Ma marraine.
Je vais dans la cuisine et je trouve ma marraine dans une étrange tenue.
Je n'ai jamais trouvé Marraine attirante, c'est une grosse femme plus
très jeune.
Mais là, le contraste entre sa combinaison verte soyeuse et ses bas fumés
et bottines noires, je la trouve terriblement sexy.
- Mais qu'est-ce que tu fais Marraine ?
- Tu vois, j'aillais me coucher en laissant toute cette vaisselle quand je me
suis dit que je ne pouvais pas laisser ça. J'étais déjà
à moitié déshabillée, mais je suis descendue comme
ça, excuse-moi. Mais toi mon chéri ?
- Je voulais prendre un verre d'eau, Marraine.
- Viens alors, je te fais couler de l'eau froide.
Je m'approche jusqu'à sentir son parfum, c'est troublant.
Elle est si corpulente, qu'il m'est difficile d'atteindre le robinet sans la
toucher.
En fait, je me retrouve appuyé contre son dos.
Elle glousse.
- Hum, mais qu'est-ce que je sens la contre mon dos.
Je deviens tout rouge.
- Oh pardon Marraine, je ne sais pas ce qui me prend.
- Ce n'est rien, mon chéri, au contraire, c'est très agréable.
Tu sais, cela n'arrive pas souvent pour une femme comme moi de faire bander
un jeune homme comme toi.
Effectivement je bande comme un âne, et appuyé ainsi contre ses
fesses, elle ne peut l'ignorer.
En fait elle ne l'ignore pas. Elle se met à tortiller du cul ce qui ne
fait que croître mon embarras.
Je la prends par les épaules.
Je fais glisser les bretelles de la combinaison.
Puis mes mains descendent plus bas et viennent enserrer ses seins. Ils sont
si chauds, gros et doux.

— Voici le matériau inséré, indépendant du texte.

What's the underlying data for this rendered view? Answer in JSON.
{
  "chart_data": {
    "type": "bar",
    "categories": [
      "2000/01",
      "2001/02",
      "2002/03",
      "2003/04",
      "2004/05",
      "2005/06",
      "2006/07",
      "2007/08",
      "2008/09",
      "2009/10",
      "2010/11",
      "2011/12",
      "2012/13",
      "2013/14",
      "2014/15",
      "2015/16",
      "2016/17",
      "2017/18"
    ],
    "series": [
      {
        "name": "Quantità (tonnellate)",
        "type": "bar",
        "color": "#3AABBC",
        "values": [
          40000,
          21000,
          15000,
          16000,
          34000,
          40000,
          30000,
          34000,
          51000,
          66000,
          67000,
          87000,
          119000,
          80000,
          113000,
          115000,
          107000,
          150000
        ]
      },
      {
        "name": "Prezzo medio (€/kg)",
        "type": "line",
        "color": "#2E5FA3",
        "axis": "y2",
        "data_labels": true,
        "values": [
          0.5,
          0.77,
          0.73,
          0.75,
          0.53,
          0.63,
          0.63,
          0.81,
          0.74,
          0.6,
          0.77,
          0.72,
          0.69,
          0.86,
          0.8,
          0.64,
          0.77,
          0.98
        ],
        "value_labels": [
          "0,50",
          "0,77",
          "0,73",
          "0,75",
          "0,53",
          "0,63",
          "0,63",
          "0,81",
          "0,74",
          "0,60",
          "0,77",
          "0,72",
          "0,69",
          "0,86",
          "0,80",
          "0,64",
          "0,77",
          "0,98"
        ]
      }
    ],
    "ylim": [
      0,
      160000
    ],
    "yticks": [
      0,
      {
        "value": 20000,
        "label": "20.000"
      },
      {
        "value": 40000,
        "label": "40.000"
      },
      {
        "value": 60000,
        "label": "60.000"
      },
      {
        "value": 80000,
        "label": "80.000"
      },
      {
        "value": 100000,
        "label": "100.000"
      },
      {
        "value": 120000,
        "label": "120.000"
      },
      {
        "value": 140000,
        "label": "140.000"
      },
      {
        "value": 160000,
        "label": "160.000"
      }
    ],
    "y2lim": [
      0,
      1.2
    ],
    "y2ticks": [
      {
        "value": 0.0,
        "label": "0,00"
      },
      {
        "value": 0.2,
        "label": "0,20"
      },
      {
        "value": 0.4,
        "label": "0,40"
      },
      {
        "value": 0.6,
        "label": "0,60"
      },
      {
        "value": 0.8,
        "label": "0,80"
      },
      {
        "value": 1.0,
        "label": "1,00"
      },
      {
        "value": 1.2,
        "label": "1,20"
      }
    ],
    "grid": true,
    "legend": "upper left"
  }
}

Je sens leurs pointes me chatouiller les paumes.
Elle glousse encore et ses fesses font une vraie sarabande.
Mon sexe devient encore plus raide et gros.
Malgré la combinaison, il s'enfonce entre ses grosses fesses.
Je suis bien près d'éjaculer.
Elle dit encore:
- Oh mon chéri
Je la retourne et je lui malaxe encore un peu ses seins tout en les dévorant
des yeux.
Ils sont un peu tombants mais pourtant très fermes encore.
Les auréoles sont très larges.
Les pointes sont dressées.
Elle aussi est excitée.
Je n'en peux plus.
Je me jette dessus et je les lèche avec ferveur, surtout leurs pointes.
Elle gémit.
- Oui, vas-y, ils sont pour toi mon chéri.
Je la renverse sur la table.
De la main droite, je continue de lui malaxer le sein droit et je lèche
son sein gauche.
- Tu aimes mes seins, mon chéri ?
- Oh oui, Marraine.
- Attends, je vais te montrer ce que je peux faire avec.
Elle me repousse tandis que je tente vainement de la retenir.
Elle s'agenouille et glisse mon sexe entre ses seins.
La sensation est fabuleuse !
Ils sont si doux !
Elle fait coulisser ma verge entre ses seins.
Puis elle me prend dans sa bouche et m'avale jusqu'à la garde.
Elle sait vraiment y faire.
Je gémis:
- Arrête, Marraine ou je vais tout lâcher !
Elle se redresse, satisfaite.
Je tombe à ses genoux.
De la main, je caresse ses bottines cirées, j'en effleure les talons
trop haut, je touche les clous d'ornement brillants, un rien déplacés.
Ma main remonte le long du mollet, fait crisser les bas.
J'atteins la lisière des bas, en fait le tour.
Ma main remonte encore plus haut, soulève la combinaison.
Elle écarte les cuisses.
Je caresse son intimité.
Elle est trempée.
Elle demande d'une voix rauque:
- Viens en moi, j'ai envie.
Impatient, je lui ôte sa combinaison.
Elle se retourne, et se penche.
Je ne peux ignorer une telle invitation.
Je lui écarte les fesses, trouve le chemin de son intimité et
m'enfonce en elle avec délice.
Elle est toute chaude et mouillée.
Je vais et je viens en elle de plus en plus vite, de plus en plus fort.
Elle gémit, couine, halète et finit par crier sous mes assauts.
Je finis par jouir en elle comme jamais.
Et vous savez quoi ?
J'ai aimé ça !
Et je recommence autant que je peux.